夏至

夕方、帰宅すると、「はしをみにいこう!」というものだから、建設途中の仮設橋まで。主桁6枚はアタッチを介して水平継ぎ材と組み合わされ、更に、覆工板で覆われ盤面が完成している。クローラクレーン1500lhxはその上を進んでいる。橋桁に引っかかる流木。川の中を泳ぐ鯉。水面を跳ねる小魚。工事で掘り下げられた地面。湧き出る地下水。放物線を描く石。入水。水しぶき。音。広がる波紋。何度も、繰り返される波紋。家に帰るとパズルに集中しはじめ、「晩ご飯だから、おしまい!」と言うと、「ちょっとまって、いまやってるから!」と完成間近のパズルを前に邪魔するなと云わんばかりの押し問答。
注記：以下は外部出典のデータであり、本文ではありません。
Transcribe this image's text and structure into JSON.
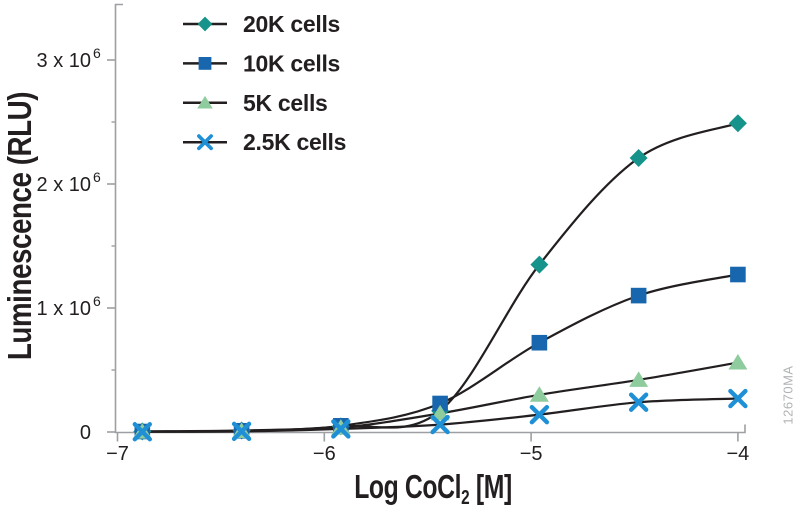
{
  "figure": {
    "watermark": "12670MA"
  },
  "chart_data": {
    "type": "line",
    "title": "",
    "xlabel": {
      "text": "Log CoCl",
      "sub": "2",
      "post": " [M]"
    },
    "ylabel": "Luminescence (RLU)",
    "legend_position": "top-left",
    "grid": false,
    "line_color": "#231f20",
    "axis_color": "#9d9fa2",
    "x_axis": {
      "range": [
        -7,
        -3.96
      ],
      "ticks": [
        {
          "v": -7,
          "label": "−7"
        },
        {
          "v": -6,
          "label": "−6"
        },
        {
          "v": -5,
          "label": "−5"
        },
        {
          "v": -4,
          "label": "−4"
        }
      ]
    },
    "y_axis": {
      "range": [
        0,
        3450000
      ],
      "unit": "RLU",
      "ticks": [
        {
          "v": 0,
          "mantissa": "0",
          "exp": ""
        },
        {
          "v": 1000000,
          "mantissa": "1 x 10",
          "exp": "6"
        },
        {
          "v": 2000000,
          "mantissa": "2 x 10",
          "exp": "6"
        },
        {
          "v": 3000000,
          "mantissa": "3 x 10",
          "exp": "6"
        }
      ],
      "minor_ticks": [
        500000,
        1500000,
        2500000
      ]
    },
    "x": [
      -6.88,
      -6.4,
      -5.92,
      -5.44,
      -4.96,
      -4.48,
      -4.0
    ],
    "series": [
      {
        "name": "20K cells",
        "marker": "diamond",
        "color": "#16948b",
        "values": [
          5000,
          12000,
          45000,
          170000,
          1350000,
          2210000,
          2490000
        ]
      },
      {
        "name": "10K cells",
        "marker": "square",
        "color": "#1766ae",
        "values": [
          4000,
          10000,
          50000,
          230000,
          720000,
          1100000,
          1270000
        ]
      },
      {
        "name": "5K cells",
        "marker": "triangle",
        "color": "#8ecb9d",
        "values": [
          3000,
          8000,
          35000,
          150000,
          300000,
          420000,
          560000
        ]
      },
      {
        "name": "2.5K cells",
        "marker": "x",
        "color": "#2090d6",
        "values": [
          2000,
          5000,
          25000,
          60000,
          140000,
          240000,
          270000
        ]
      }
    ]
  }
}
晩ご飯は餃子を頂く。長男は熱い餃子に息を吹きかけ慌ただしく口にし、歯でうまくちぎれないと餡と皮を手でバラバラにしている。ごちそうさまと云えば、幼稚園から持ち帰った読本を手に「うさぎ、かわいい」と座椅子の上で一人ごちている。夏至である。昼は長く、夜は短い。2000になり、概ね家内は消灯となり、蝋燭が灯される。そういうイベントのようなのだ。